Par un courrier, enregistré le 30 mai 2024, l’Ehpad Pélisson Fontanier, représentée par Me Soltner, déclare former protestations et réserves quant à la demande d’expertise sollicitée.
Par un mémoire en défense, enregistré le 7 juin 2024, la société ARB Façades, représentée par Me Joseph, déclare ne pas s’opposer à la mesure d’expertise sollicitée tout en faisant état de réserves de recevabilité et de bien-fondé des allégations et des demandes présentes ou ultérieures susceptibles d’en résulter.
Par un mémoire en défense, enregistré le 11 juin 2024, la société Alpha BTP Ouest et la société Mutuelle d’assurance du bâtiment et des travaux publics (SMABTP), représentées par Me Plas, déclarent, d’une part, que l’expertise visant à déterminer si la garantie dommages-ouvrage est applicable aux désordres déclarés ne relève pas de la compétence de l’expert judiciaire, d’autre part, que le recours de l’assureur n’est recevable que s’il justifie avoir réglé des sommes, et, enfin, que la société Alpha BTP Ouest ayant été mise hors de cause en phase amiable, elle ne devrait pas être concernée par l’expertise judiciaire.
Par un mémoire en défense, enregistré le 14 juin 2024, la société Poulain et la SMABTP, représentées par Me Plas, déclarent, d’une part, que l’expertise visant à déterminer si la garantie dommages-ouvrage est applicable aux désordres déclarés ne relève pas de la compétence de l’expert judiciaire, d’autre part, que le recours de l’assureur n’est recevable que s’il justifie avoir réglé des sommes, et, enfin, que la société Poulain ayant été mise hors de cause en phase amiable, elle ne devrait pas être concernée par l’expertise judiciaire.
Par un mémoire en défense, enregistré le 21 juin 2024, la société Apave Infrastructures et Construction France, venant aux droits de la société Apave Sud Europe, la société Montmirail, défenderesses, et la société Lloyd’s Insurance Company, intervenante volontaire, représentées par Me Marié, demandent à ce que la société Montmirail, courtier en assurance de la société Lloyd’s Insurance Company soit mise hors de cause au motif que seule cette dernière a la qualité d’assureur et de donner acte de son intervention volontaire, et déclarent ne pas s’opposer à la demande d’expertise sollicitée tout en indiquant que cela ne vaut pas reconnaissance de responsabilité. Enfin, la société Lloyd’s Insurance Company précise qu’en qualité de compagnie d’assurance à statut civil, elle ne reconnaît pas la compétence de la juridiction administrative.

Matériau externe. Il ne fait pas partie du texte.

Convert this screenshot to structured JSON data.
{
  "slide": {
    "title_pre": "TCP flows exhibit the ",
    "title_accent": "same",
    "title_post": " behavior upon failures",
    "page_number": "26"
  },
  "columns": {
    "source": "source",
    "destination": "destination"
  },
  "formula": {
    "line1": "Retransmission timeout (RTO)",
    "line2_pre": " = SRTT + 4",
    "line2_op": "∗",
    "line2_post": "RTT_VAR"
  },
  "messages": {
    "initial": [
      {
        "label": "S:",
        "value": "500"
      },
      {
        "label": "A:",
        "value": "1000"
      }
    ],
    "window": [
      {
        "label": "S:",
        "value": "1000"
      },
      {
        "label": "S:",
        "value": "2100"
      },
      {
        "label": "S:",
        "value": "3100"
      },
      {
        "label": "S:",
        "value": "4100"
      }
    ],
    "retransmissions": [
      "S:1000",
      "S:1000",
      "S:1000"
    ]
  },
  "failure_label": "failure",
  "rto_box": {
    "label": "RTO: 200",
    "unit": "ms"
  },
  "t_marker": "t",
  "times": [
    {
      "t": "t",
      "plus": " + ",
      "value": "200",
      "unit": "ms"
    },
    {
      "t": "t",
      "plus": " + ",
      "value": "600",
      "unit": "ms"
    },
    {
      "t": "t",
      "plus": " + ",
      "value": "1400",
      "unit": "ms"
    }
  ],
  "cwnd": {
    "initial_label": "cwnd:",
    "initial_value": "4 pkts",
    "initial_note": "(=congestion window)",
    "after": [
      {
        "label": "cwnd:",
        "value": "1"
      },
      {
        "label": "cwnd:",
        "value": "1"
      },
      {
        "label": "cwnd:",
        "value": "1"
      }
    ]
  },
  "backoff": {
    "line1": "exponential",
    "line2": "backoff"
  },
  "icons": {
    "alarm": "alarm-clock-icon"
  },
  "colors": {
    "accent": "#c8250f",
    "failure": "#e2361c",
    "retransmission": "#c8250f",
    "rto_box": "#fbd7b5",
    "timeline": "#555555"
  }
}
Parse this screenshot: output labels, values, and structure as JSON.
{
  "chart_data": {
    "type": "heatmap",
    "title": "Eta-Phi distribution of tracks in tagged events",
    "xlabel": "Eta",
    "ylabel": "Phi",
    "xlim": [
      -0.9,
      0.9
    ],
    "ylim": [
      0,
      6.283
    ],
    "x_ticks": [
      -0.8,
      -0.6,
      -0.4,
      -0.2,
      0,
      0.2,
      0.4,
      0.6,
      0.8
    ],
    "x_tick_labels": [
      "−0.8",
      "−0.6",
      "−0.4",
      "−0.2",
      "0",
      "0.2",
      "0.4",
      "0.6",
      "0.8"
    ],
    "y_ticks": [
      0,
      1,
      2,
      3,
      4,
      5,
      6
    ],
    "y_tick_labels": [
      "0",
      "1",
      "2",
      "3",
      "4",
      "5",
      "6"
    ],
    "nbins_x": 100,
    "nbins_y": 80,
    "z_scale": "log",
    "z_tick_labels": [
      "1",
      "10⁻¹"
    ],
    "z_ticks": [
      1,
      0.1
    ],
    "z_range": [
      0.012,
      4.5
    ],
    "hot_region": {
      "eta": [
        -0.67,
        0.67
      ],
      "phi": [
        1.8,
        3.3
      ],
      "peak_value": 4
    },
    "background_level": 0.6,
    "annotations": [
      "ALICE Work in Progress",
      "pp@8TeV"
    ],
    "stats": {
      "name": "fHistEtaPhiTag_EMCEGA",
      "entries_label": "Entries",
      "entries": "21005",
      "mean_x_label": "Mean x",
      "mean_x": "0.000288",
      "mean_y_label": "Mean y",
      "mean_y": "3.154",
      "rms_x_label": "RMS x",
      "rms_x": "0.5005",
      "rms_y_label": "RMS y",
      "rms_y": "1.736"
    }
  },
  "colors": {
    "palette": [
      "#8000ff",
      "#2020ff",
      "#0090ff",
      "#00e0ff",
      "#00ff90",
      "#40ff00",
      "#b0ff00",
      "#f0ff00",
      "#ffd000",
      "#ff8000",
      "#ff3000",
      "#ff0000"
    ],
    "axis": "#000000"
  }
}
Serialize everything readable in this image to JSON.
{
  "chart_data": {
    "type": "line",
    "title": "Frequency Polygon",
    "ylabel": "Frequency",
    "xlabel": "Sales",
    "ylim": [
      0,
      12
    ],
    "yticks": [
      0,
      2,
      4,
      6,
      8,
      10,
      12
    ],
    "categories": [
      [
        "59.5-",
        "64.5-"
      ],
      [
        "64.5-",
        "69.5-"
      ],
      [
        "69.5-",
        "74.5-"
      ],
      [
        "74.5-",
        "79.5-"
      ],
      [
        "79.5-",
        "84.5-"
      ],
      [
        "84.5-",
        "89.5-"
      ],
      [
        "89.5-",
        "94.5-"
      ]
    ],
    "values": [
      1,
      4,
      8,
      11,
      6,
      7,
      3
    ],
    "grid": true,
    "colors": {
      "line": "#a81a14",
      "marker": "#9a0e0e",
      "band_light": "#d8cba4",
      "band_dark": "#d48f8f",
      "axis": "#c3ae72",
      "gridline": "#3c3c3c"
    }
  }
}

Par un mémoire en défense, enregistré le 26 juin 2024, la compagnie Abeille IARD et Santé SA, représentée par Me Sliwa Boismenu, déclare ne pas s’opposer à la mesure d’expertise sollicitée.
Par un mémoire en défense, enregistré le 12 juillet 2024, la société MAAF assureur de la société Yagcioglu, représentée par Me Magne, indique ne pas s’opposer à la mesure d’expertise sollicitée tout en émettant des réserves sur la recevabilité et le bienfondé des allégations et des demandes présentes ou ultérieures susceptibles d’en résulter.
Par un mémoire en défense, enregistré le 26 août 2024, la société Axa France IARD, représentée par Me Creusvaux, conclut, à titre principal, à l’irrecevabilité de la requête dès lors qu’il n’est pas démontré que la société Sham Relyens Mutual Insurance, assureur dommages-ouvrage, a été subrogée dans les droits de l’Ehpad Pélisson Fontanier, maître d’ouvrage public, et, à titre subsidiaire, déclare ne pas s’opposer à la demande d’expertise formée, sans toutefois reconnaître ni la responsabilité de la société DSA Ravalement, ni la mobilisation de ses garanties.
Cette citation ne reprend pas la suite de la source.